The Department of Education’s mission is “to promote student achievement and preparation for global competitiveness by fostering educational excellence and ensuring equal access.” To this end, it “operates programs that touch on every area and level of education.” Its programs “annually serve nearly 18,200 school districts and over 50 million students attending roughly 98,000 public schools and 32,000 private schools” and “also provide grant, loan, and work-study assistance to more than 12 million postsecondary students.” There are “approximately 200 Department programs authorized and funded under federal law.”
Yet, there is no such thing as a federal school or a federal school teacher. There is not a single employee in any one of the Department of Education’s offices that teaches a single student in elementary, middle, or high school, or at a college or university. Every employee of the Department of Education is just a federal bureaucrat. They could all be fired tomorrow and it wouldn’t have any effect on the education of any student in any school in any state. Every state has a provision in its constitution for the operation of K-12 schools, colleges, and universities. They don’t need the assistance of the federal government.
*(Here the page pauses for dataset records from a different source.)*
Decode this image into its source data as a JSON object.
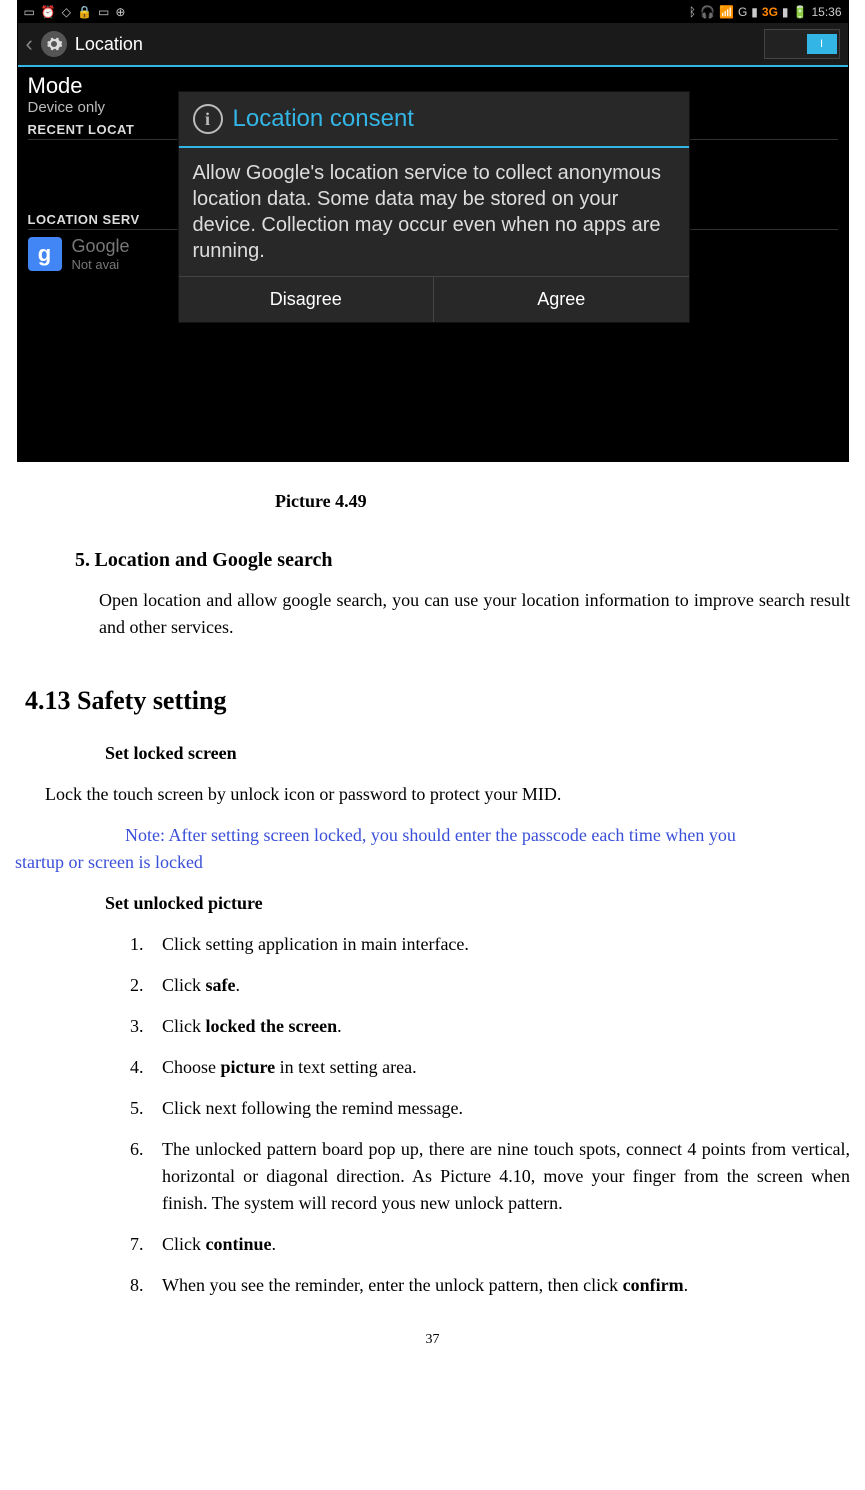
{
  "screenshot": {
    "statusbar": {
      "time": "15:36",
      "network": "3G",
      "g_label": "G"
    },
    "header": {
      "back": "‹",
      "title": "Location",
      "toggle": "I"
    },
    "settings": {
      "mode_label": "Mode",
      "mode_value": "Device only",
      "recent_section": "RECENT LOCAT",
      "services_section": "LOCATION SERV",
      "google_title": "Google",
      "google_sub": "Not avai",
      "g_letter": "g"
    },
    "dialog": {
      "info": "i",
      "title": "Location consent",
      "body": "Allow Google's location service to collect anonymous location data. Some data may be stored on your device. Collection may occur even when no apps are running.",
      "disagree": "Disagree",
      "agree": "Agree"
    }
  },
  "doc": {
    "caption": "Picture 4.49",
    "section5_num": "5.",
    "section5_title": "Location and Google search",
    "section5_body": "Open location and allow google search, you can use your location information to improve search result and other services.",
    "h413": "4.13  Safety setting",
    "set_locked": "Set locked screen",
    "lock_body": "Lock the touch screen by unlock icon or password to protect your MID.",
    "note_line1": "Note: After setting screen locked, you should enter the passcode each time when you",
    "note_line2": "startup or screen is locked",
    "set_unlocked": "Set unlocked picture",
    "steps": {
      "n1": "1.",
      "t1": "Click setting application in main interface.",
      "n2": "2.",
      "t2a": "Click ",
      "t2b": "safe",
      "t2c": ".",
      "n3": "3.",
      "t3a": "Click ",
      "t3b": "locked the screen",
      "t3c": ".",
      "n4": "4.",
      "t4a": "Choose ",
      "t4b": "picture",
      "t4c": " in text setting area.",
      "n5": "5.",
      "t5": "Click next following the remind message.",
      "n6": "6.",
      "t6": "The unlocked pattern board pop up, there are nine touch spots, connect 4 points from vertical, horizontal or diagonal direction. As Picture 4.10, move your finger from the screen when finish. The system will record yous new unlock pattern.",
      "n7": "7.",
      "t7a": "Click ",
      "t7b": "continue",
      "t7c": ".",
      "n8": "8.",
      "t8a": "When you see the reminder, enter the unlock pattern, then click ",
      "t8b": "confirm",
      "t8c": "."
    },
    "page": "37"
  }
}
And not only that, the Constitution doesn’t mention education, schools, teachers, tutors, students, classrooms, curriculum, or accreditation. And neither does the Constitution authorize the federal government to spend one penny on education. This means that, on the federal level, there should be no Elementary and Secondary Education Act, no Title IX mandates, no Higher Education Act, no Head Start, no Common Core standards, no Pell Grants, no FAFSA forms, no student loans, no Child Left Behind Act, no Race to the Top funds, no school breakfast or lunch programs, no Education for All Handicapped Children Act, no bilingual-education mandates, no special-education mandates, no research grants to colleges and universities, no math and science initiatives, no vouchers, and no busing mandates.
The federal government should have absolutely nothing to do with education. Just like it should have nothing to do with Americans’ diet, weight, or health. It is Uncle Sam himself who needs to be put on a diet, shed weight, and be restored to health.